Thursday, July 7, 2011

Bias and Accountability in the Context of Evaluation: Pitchers, Umpires and Race

A fascinating study has been published in the American Economic Review (PDF) which looks at bias in umpire decision making on balls and strikes in baseball. The study, led by Daniel Hamermesh of the University of Texas, is a perfect example of why sport provides such a powerful laboratory for investigating social science research questions with applicability that goes well beyond the games themselves.

The study uses a large database of pitches in all baseball games from 2004-2008 to compare umpire judgment function of the “race” (white, black, Hispanic, Asian) of the umpire and the pitcher. The study finds a small but real bias against pitchers when the umpire and picture are of different races. Interestingly, the study also finds that in such circumstances pitchers adopt strategies that allow umpires less discretion, such as by avoiding throwing pitches that “paint the edges” of home plate.  The authors argue that such strategies have economic consequences and also make bias harder to detect.

The fact that there is a bias detected as it has something to do with race is interesting but not the most significant conclusion of the study.
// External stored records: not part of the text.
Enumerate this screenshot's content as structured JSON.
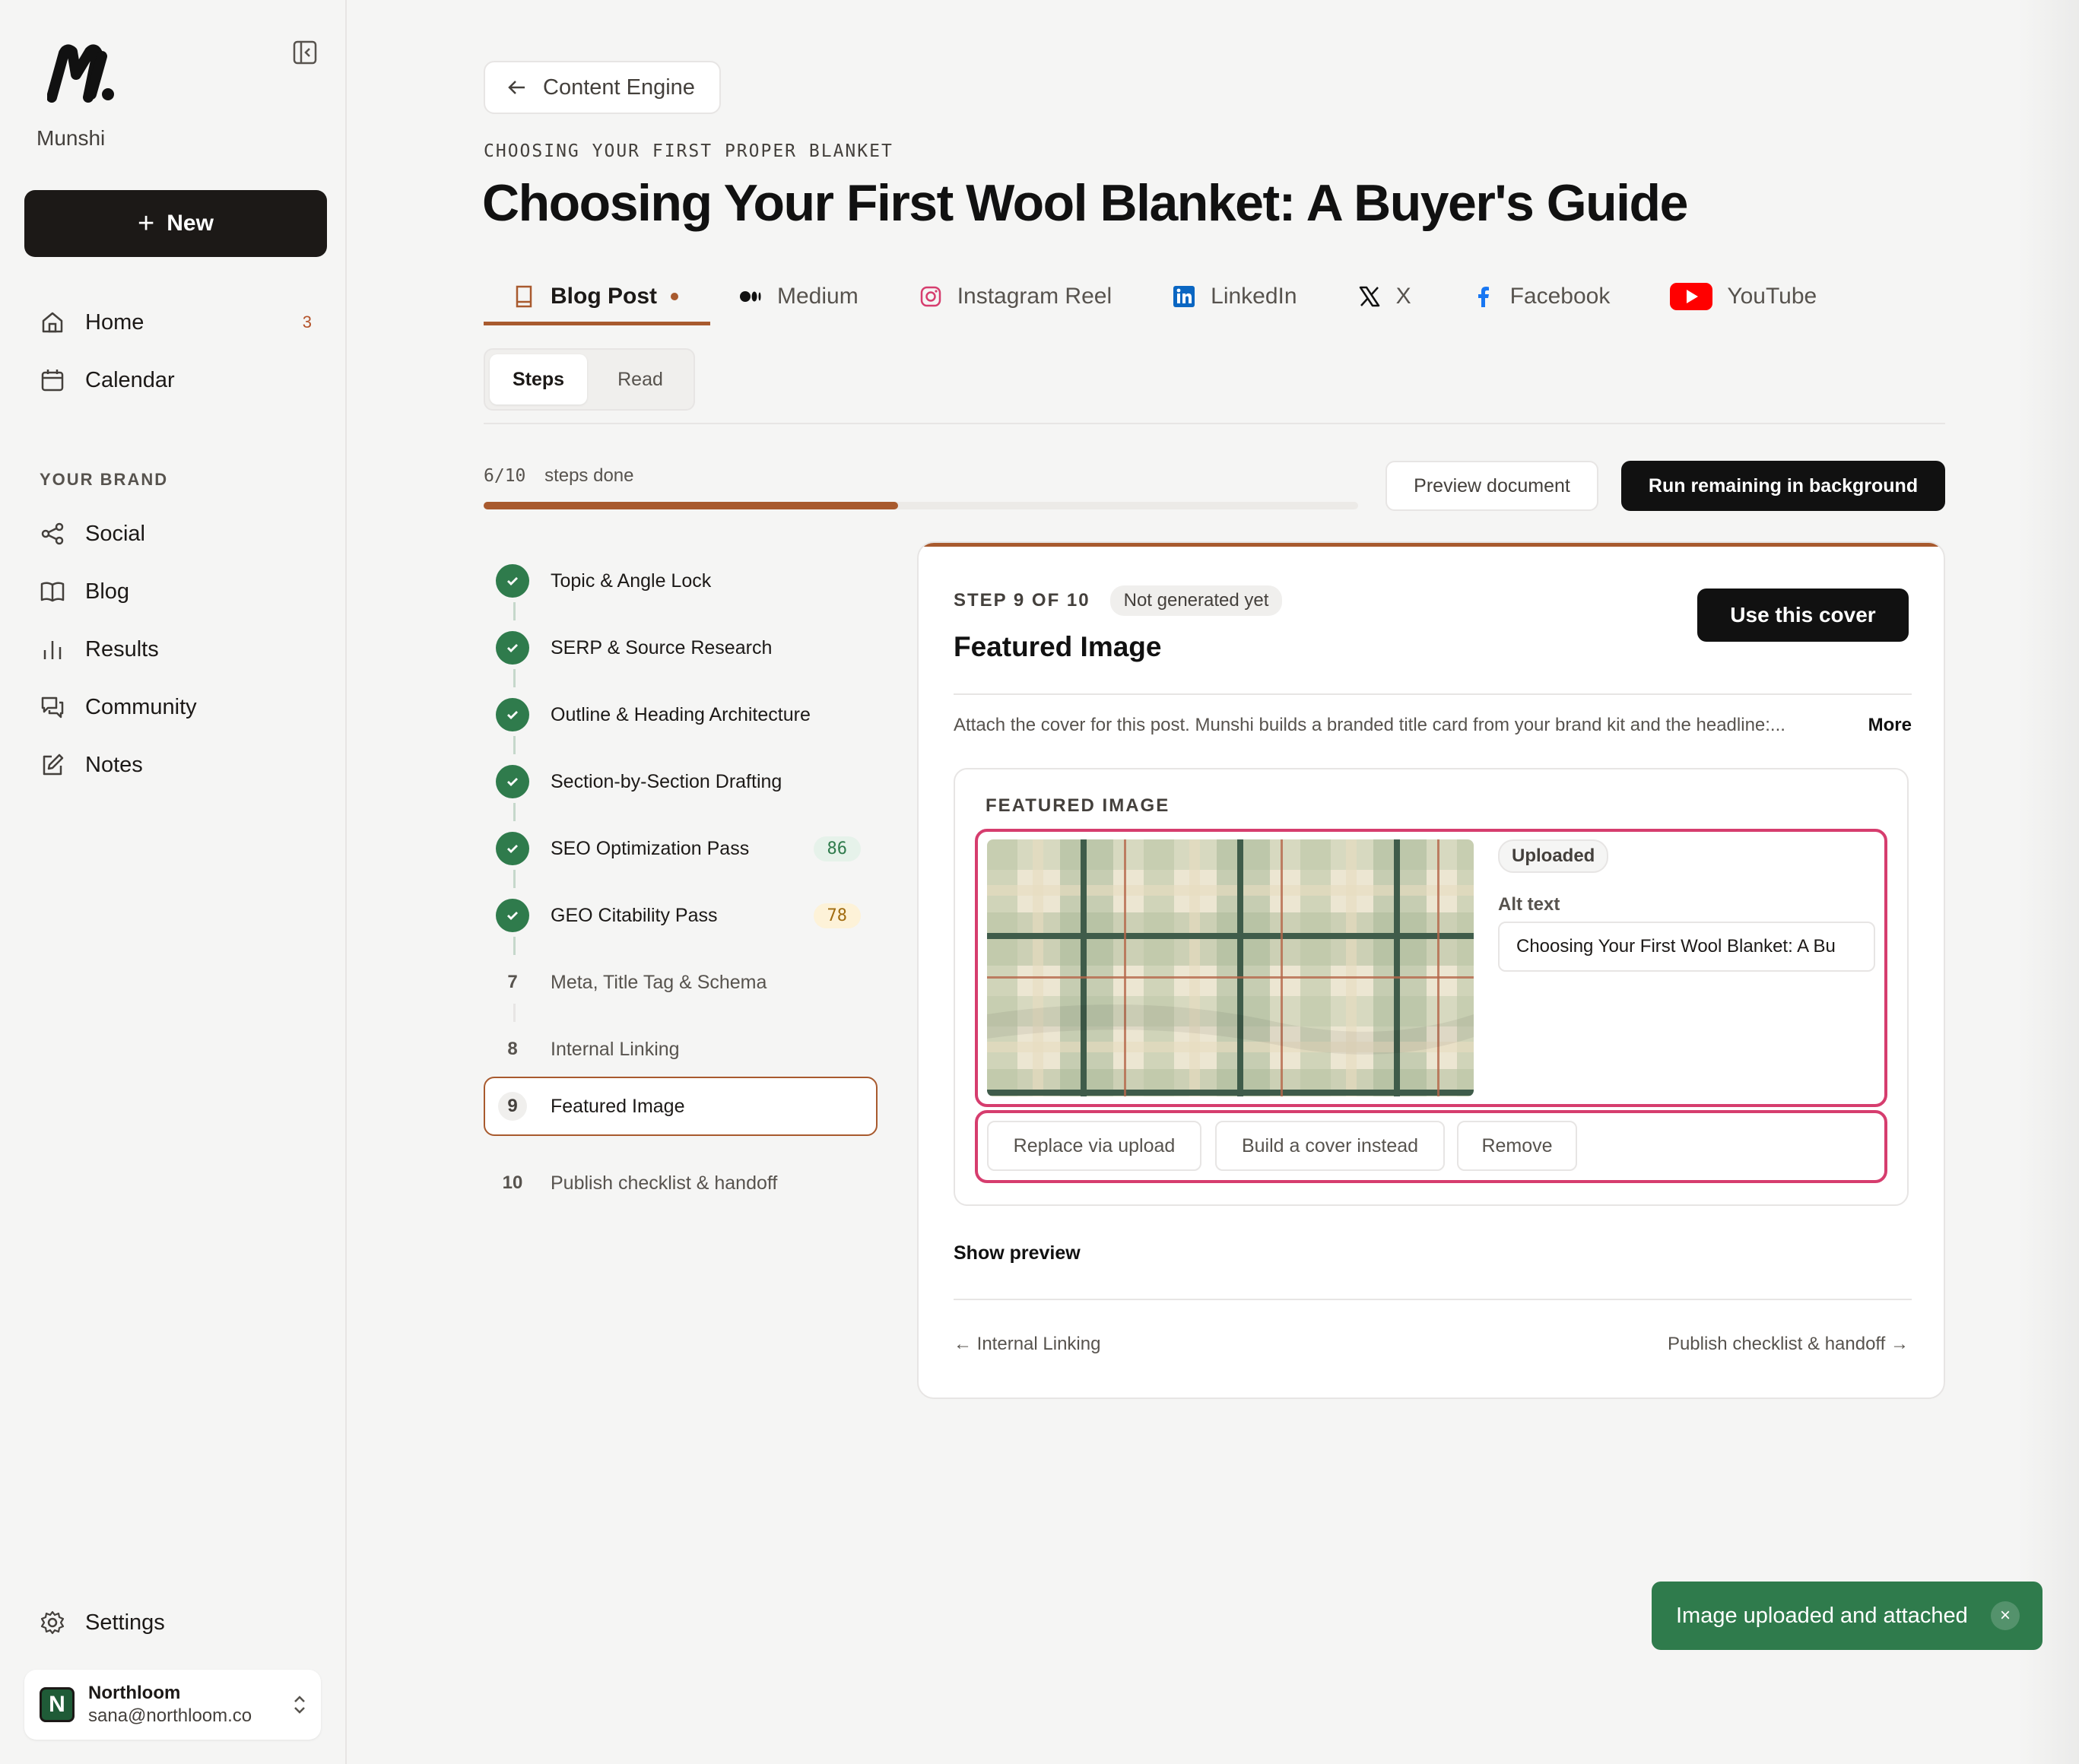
{
  "sidebar": {
    "brand_name": "Munshi",
    "new_label": "New",
    "items": [
      {
        "label": "Home",
        "icon": "home-icon",
        "badge": "3"
      },
      {
        "label": "Calendar",
        "icon": "calendar-icon"
      }
    ],
    "section_label": "YOUR BRAND",
    "brand_items": [
      {
        "label": "Social",
        "icon": "share-icon"
      },
      {
        "label": "Blog",
        "icon": "book-icon"
      },
      {
        "label": "Results",
        "icon": "bar-chart-icon"
      },
      {
        "label": "Community",
        "icon": "chat-icon"
      },
      {
        "label": "Notes",
        "icon": "edit-icon"
      }
    ],
    "settings_label": "Settings",
    "account": {
      "initial": "N",
      "name": "Northloom",
      "email": "sana@northloom.co"
    }
  },
  "header": {
    "back_label": "Content Engine",
    "eyebrow": "CHOOSING YOUR FIRST PROPER BLANKET",
    "title": "Choosing Your First Wool Blanket: A Buyer's Guide"
  },
  "tabs": [
    {
      "label": "Blog Post",
      "icon": "document-icon",
      "active": true
    },
    {
      "label": "Medium",
      "icon": "medium-icon"
    },
    {
      "label": "Instagram Reel",
      "icon": "instagram-icon"
    },
    {
      "label": "LinkedIn",
      "icon": "linkedin-icon"
    },
    {
      "label": "X",
      "icon": "x-icon"
    },
    {
      "label": "Facebook",
      "icon": "facebook-icon"
    },
    {
      "label": "YouTube",
      "icon": "youtube-icon"
    }
  ],
  "view_toggle": {
    "steps": "Steps",
    "read": "Read"
  },
  "progress": {
    "count": "6/10",
    "label": "steps done",
    "value": 0.6
  },
  "actions": {
    "preview": "Preview document",
    "run": "Run remaining in background"
  },
  "steps": [
    {
      "num": "1",
      "label": "Topic & Angle Lock",
      "done": true
    },
    {
      "num": "2",
      "label": "SERP & Source Research",
      "done": true
    },
    {
      "num": "3",
      "label": "Outline & Heading Architecture",
      "done": true
    },
    {
      "num": "4",
      "label": "Section-by-Section Drafting",
      "done": true
    },
    {
      "num": "5",
      "label": "SEO Optimization Pass",
      "done": true,
      "score": "86"
    },
    {
      "num": "6",
      "label": "GEO Citability Pass",
      "done": true,
      "score": "78"
    },
    {
      "num": "7",
      "label": "Meta, Title Tag & Schema",
      "done": false
    },
    {
      "num": "8",
      "label": "Internal Linking",
      "done": false
    },
    {
      "num": "9",
      "label": "Featured Image",
      "done": false,
      "current": true
    },
    {
      "num": "10",
      "label": "Publish checklist & handoff",
      "done": false
    }
  ],
  "card": {
    "step_count": "STEP 9 OF 10",
    "status": "Not generated yet",
    "title": "Featured Image",
    "use_cover": "Use this cover",
    "description": "Attach the cover for this post. Munshi builds a branded title card from your brand kit and the headline:...",
    "more": "More",
    "inner_label": "FEATURED IMAGE",
    "uploaded": "Uploaded",
    "alt_label": "Alt text",
    "alt_value": "Choosing Your First Wool Blanket: A Bu",
    "replace": "Replace via upload",
    "build": "Build a cover instead",
    "remove": "Remove",
    "show_preview": "Show preview",
    "prev": "← Internal Linking",
    "next": "Publish checklist & handoff →"
  },
  "toast": {
    "message": "Image uploaded and attached",
    "close": "×"
  },
  "colors": {
    "accent": "#a85a2e",
    "success": "#2f7b4c",
    "highlight": "#d63d6e",
    "dark": "#111111"
  }
}
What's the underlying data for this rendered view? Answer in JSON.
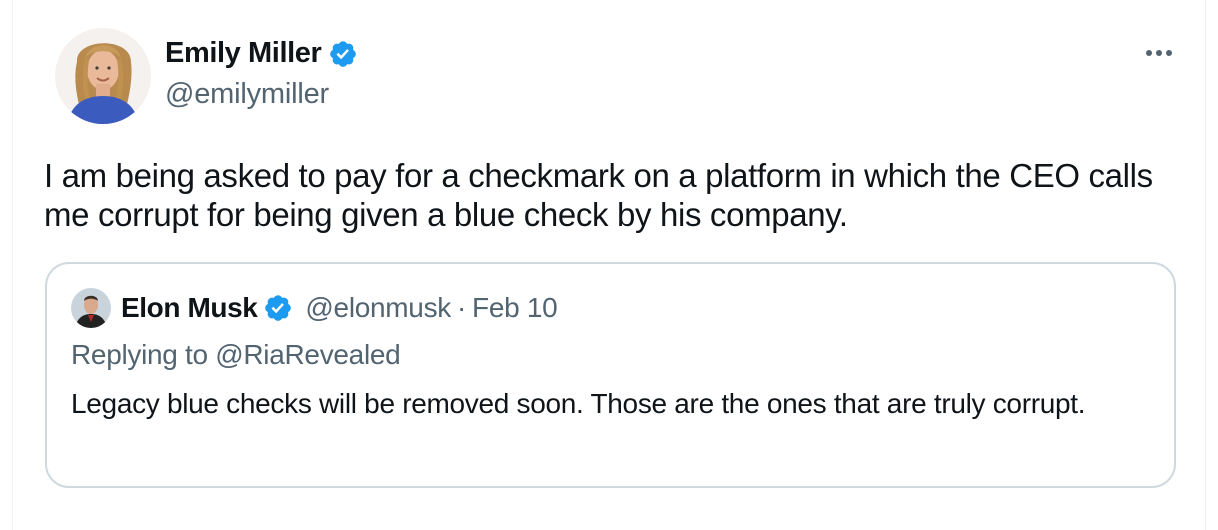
{
  "tweet": {
    "author": {
      "name": "Emily Miller",
      "handle": "@emilymiller",
      "verified": true
    },
    "more_label": "···",
    "text": "I am being asked to pay for a checkmark on a platform in which the CEO calls me corrupt for being given a blue check by his company."
  },
  "quote": {
    "author": {
      "name": "Elon Musk",
      "handle": "@elonmusk",
      "verified": true
    },
    "separator": "·",
    "date": "Feb 10",
    "replying_prefix": "Replying to ",
    "replying_to": "@RiaRevealed",
    "text": "Legacy blue checks will be removed soon. Those are the ones that are truly corrupt."
  },
  "colors": {
    "verified_blue": "#1d9bf0",
    "text_primary": "#0f1419",
    "text_secondary": "#536471",
    "border": "#cfd9de"
  },
  "icons": {
    "verified": "verified-badge-icon",
    "more": "more-horizontal-icon"
  }
}
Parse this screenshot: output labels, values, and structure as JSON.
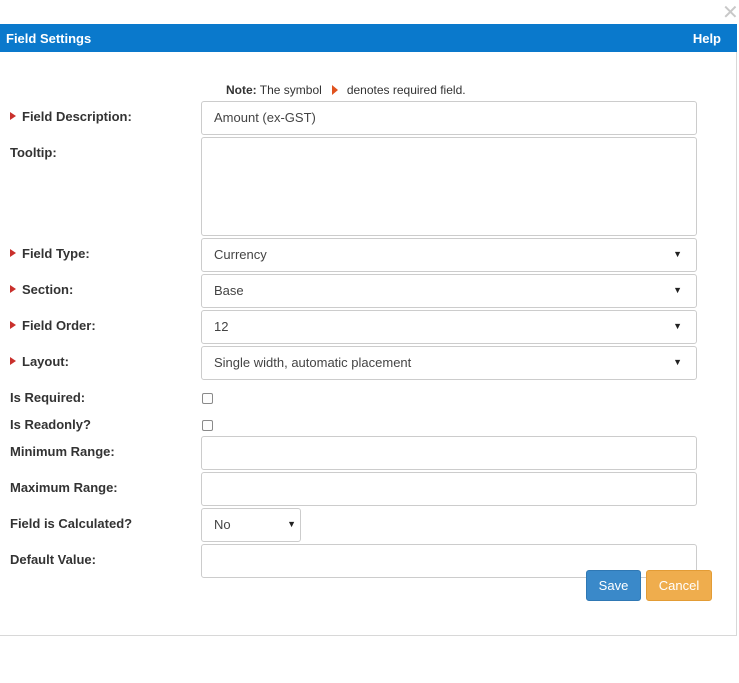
{
  "dialog": {
    "title": "Field Settings",
    "help_label": "Help",
    "close_glyph": "✕"
  },
  "note": {
    "prefix": "Note:",
    "text_before": "The symbol",
    "text_after": "denotes required field."
  },
  "form": {
    "field_description": {
      "label": "Field Description:",
      "required": true,
      "value": "Amount (ex-GST)"
    },
    "tooltip": {
      "label": "Tooltip:",
      "required": false,
      "value": ""
    },
    "field_type": {
      "label": "Field Type:",
      "required": true,
      "value": "Currency"
    },
    "section": {
      "label": "Section:",
      "required": true,
      "value": "Base"
    },
    "field_order": {
      "label": "Field Order:",
      "required": true,
      "value": "12"
    },
    "layout": {
      "label": "Layout:",
      "required": true,
      "value": "Single width, automatic placement"
    },
    "is_required": {
      "label": "Is Required:",
      "checked": false
    },
    "is_readonly": {
      "label": "Is Readonly?",
      "checked": false
    },
    "minimum_range": {
      "label": "Minimum Range:",
      "value": ""
    },
    "maximum_range": {
      "label": "Maximum Range:",
      "value": ""
    },
    "field_is_calculated": {
      "label": "Field is Calculated?",
      "value": "No"
    },
    "default_value": {
      "label": "Default Value:",
      "value": ""
    }
  },
  "buttons": {
    "save": "Save",
    "cancel": "Cancel"
  },
  "colors": {
    "titlebar": "#0a79cc",
    "required_marker": "#c9302c",
    "note_marker": "#e0521e",
    "save_button": "#3a89c9",
    "cancel_button": "#efad4d"
  },
  "icons": {
    "close": "close-icon",
    "required": "required-marker-icon",
    "dropdown": "chevron-down-icon"
  }
}
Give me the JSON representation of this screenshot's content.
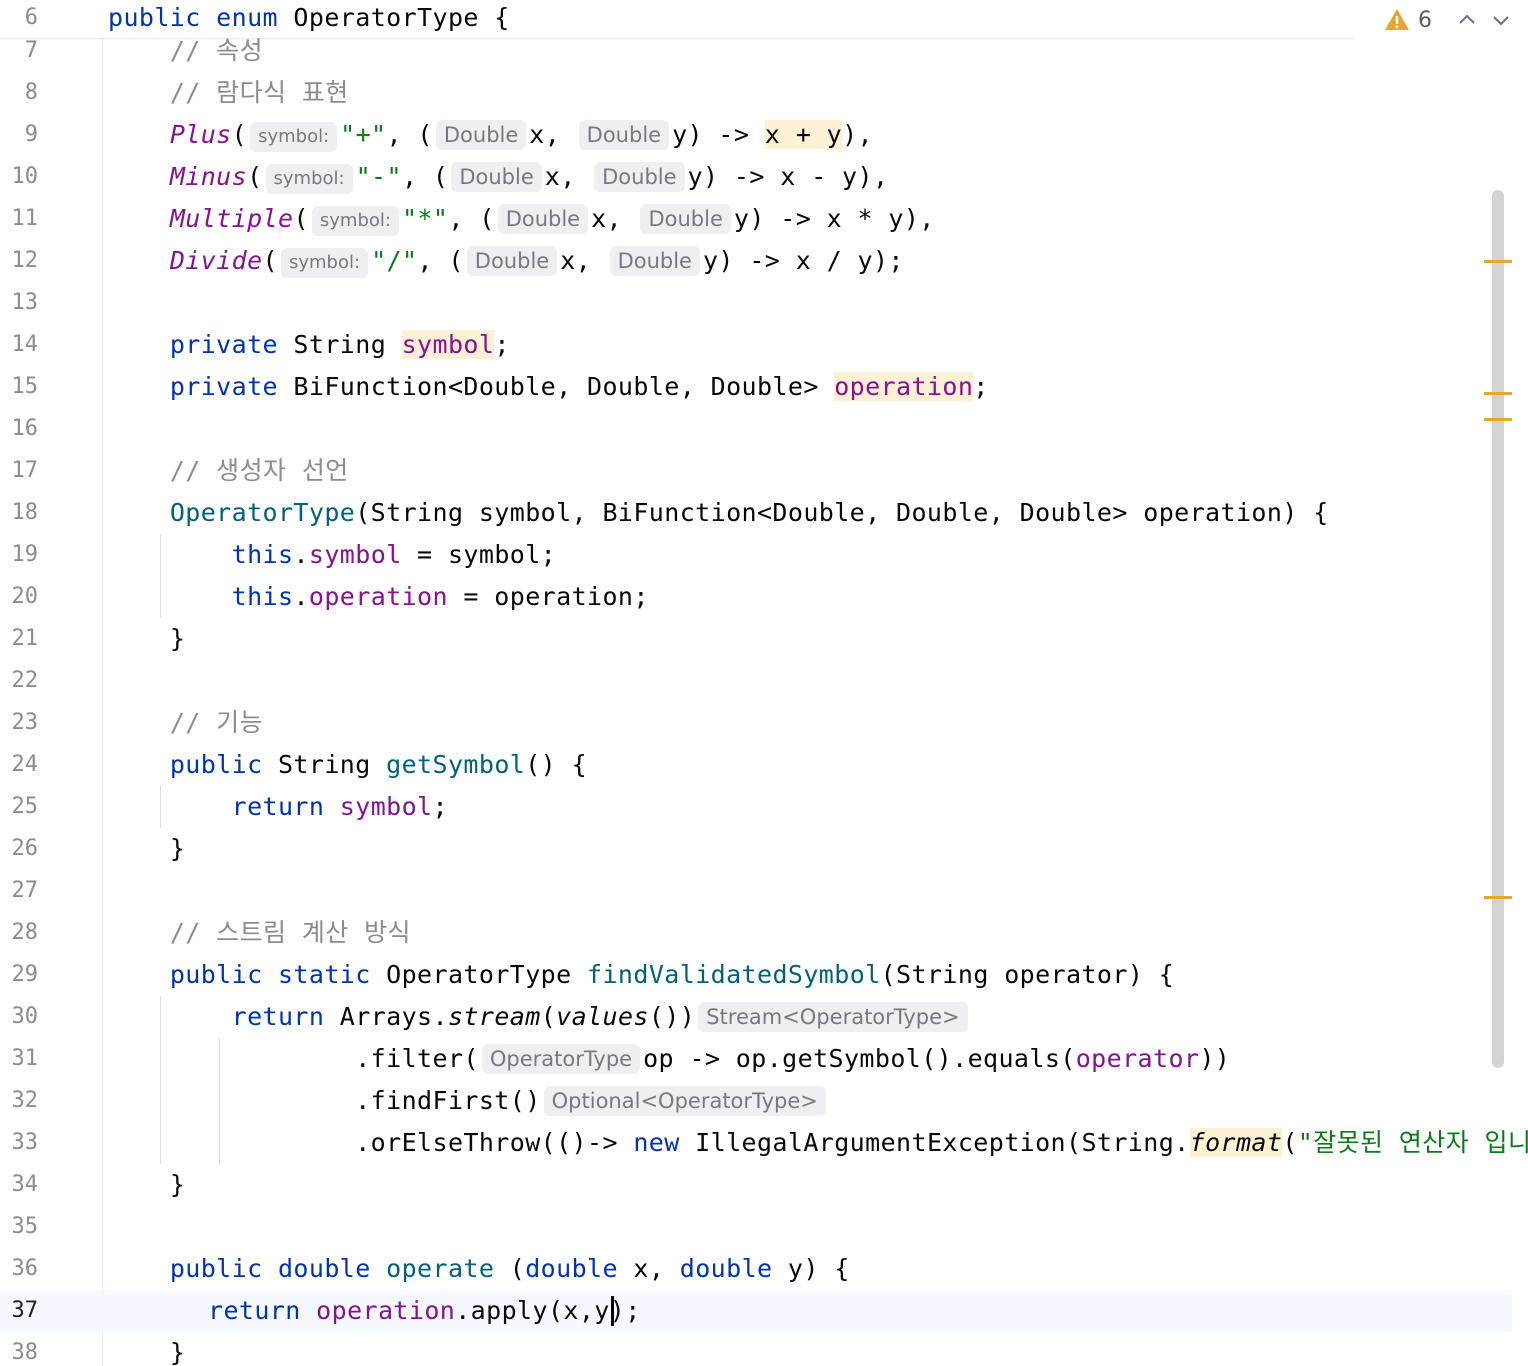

I would guess that if the authors had looked for other sources of bias – such as whether tall umpires favor tall pitchers, or mustachioed umps favor pitchers with facial hair – they would have found it. Bias is a part of human judgment, and if anything, the very small degree of racial bias is itself noteworthy even if troubling by its nature.

The most important finding of the study is that when umpire performance is evaluated against an external standard -- in this case the now-defunct QuesTec umpire evaluation system used by MLB through 2008 -- the bias goes away. The bias also goes away when the game is played before a large crowd or when the pitch matters in the sense that it could be the last of an at-bat. Older, more senior umpires also express little bias, perhaps the authors suggest reflective of a winnowing process in umpiring ranks. Evaluation and accountability are thus shown to be key factors in eliminating bias in subjective judgment.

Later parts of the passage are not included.